Union hails agreement with Forest Service on benefits for domestic partners

By Joe Davidson
Washington Post Staff Writer
Tuesday, October 26, 2010; 11:55 PM

The National Federation of Federal Employees is hailing an agreement with the Forest Service that will provide certain benefits for the domestic partners of workers as a "historic achievement."

The collective bargaining agreement, which took effect Monday, allows domestic partners in same-sex or opposite-sex relationships time off to care for newborns, newly adopted children and newly placed foster children. Time off is also allowed to care for an ill partner.

"This is a big step forward for the federal workforce," said NFFE President William R. Dougan. "Now, Forest Service employees living in domestic partnerships will have the right to care for their loved ones in times of need. This is an example that we hope other agencies will follow."

In remarks prepared for an NFFE meeting in Reno, Nev., John Berry, director of the Office of Personnel Management, said he was "very pleased to hear your announcement this week that family and medical leave benefits, similar to those in the [Family Medical Leave Act], will now be available to same-sex couples and their families."

The agreement is one more step in the Obama administration's sometimes halting effort to recognize the full humanity of gay and lesbian people in the federal workplace.

For legal reasons, the administration has fought judicial attempts to provide health benefits to same-sex partners of federal employees and to end discrimination against gays and lesbians in the military, although President Obama favors both.

He issued a memorandum in June 2009 that established the policy of expanding limited fringe benefits to the same-sex partners of federal employees, at least to the extent allowed by law. The memo did not include employer-sponsored health insurance coverage for those partners, but the administration supports legislation that would do that.
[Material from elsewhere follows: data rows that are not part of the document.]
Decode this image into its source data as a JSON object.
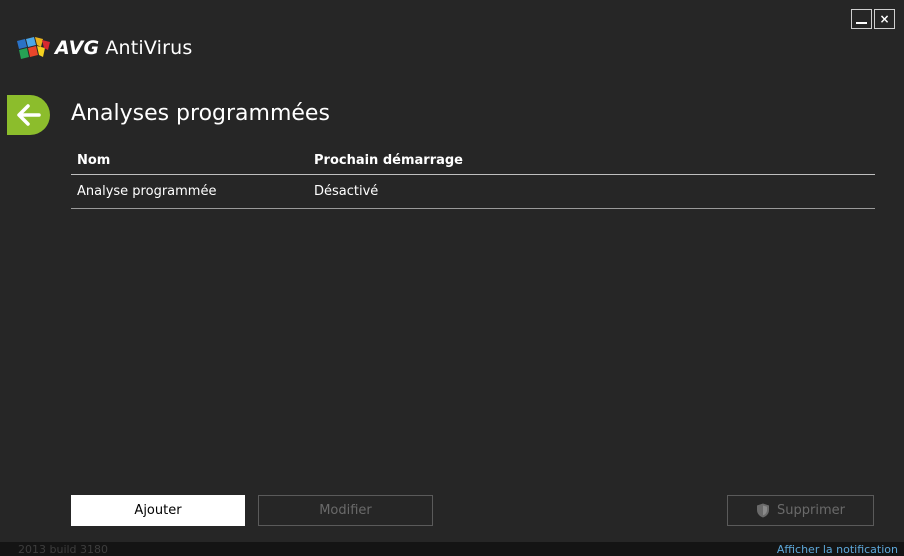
{
  "app": {
    "brand": "AVG",
    "product": "AntiVirus"
  },
  "window_controls": {
    "minimize_icon": "minimize-icon",
    "close_label": "×"
  },
  "page": {
    "title": "Analyses programmées",
    "back_icon": "back-arrow-icon"
  },
  "table": {
    "columns": [
      "Nom",
      "Prochain démarrage"
    ],
    "rows": [
      {
        "name": "Analyse programmée",
        "next_start": "Désactivé"
      }
    ]
  },
  "buttons": {
    "add": "Ajouter",
    "modify": "Modifier",
    "delete": "Supprimer",
    "delete_icon": "shield-icon"
  },
  "statusbar": {
    "build": "2013  build 3180",
    "notification_link": "Afficher la notification"
  },
  "colors": {
    "background": "#262626",
    "accent_green": "#8cbd2c",
    "link_blue": "#5ca7d9"
  }
}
In June, the OPM announced that federal employees would be allowed to use leave to care for domestic partners, in addition to grandparents, grandchildren, stepparents and stepchildren. Funeral leave is also allowed for those relations.

The union contract now puts the protection of a collective bargaining agreement behind administration polices. Without that protection, the policies could be reversed by future administrations that might look upon these issues less favorably than does the current White House occupant.

"We took what used to be discretionary and made it a leave entitlement under our contract," said Mark Davis, chairman of the NFFE's Forest Service Council's legislative committee. "It's just a matter of fairness," he said. "I'm just as proud of this as I can be."

Even with the good labor-management relations that Uncle Sam and his staff currently enjoy, the NFFE's praise of the Obama administration was notable.

"It was the leadership shown by President Obama and OPM Director Berry that made this accomplishment possible," Davis said. "It took the union to secure these benefits, but it was their statement of policy and definition for 'domestic partner' that opened the door."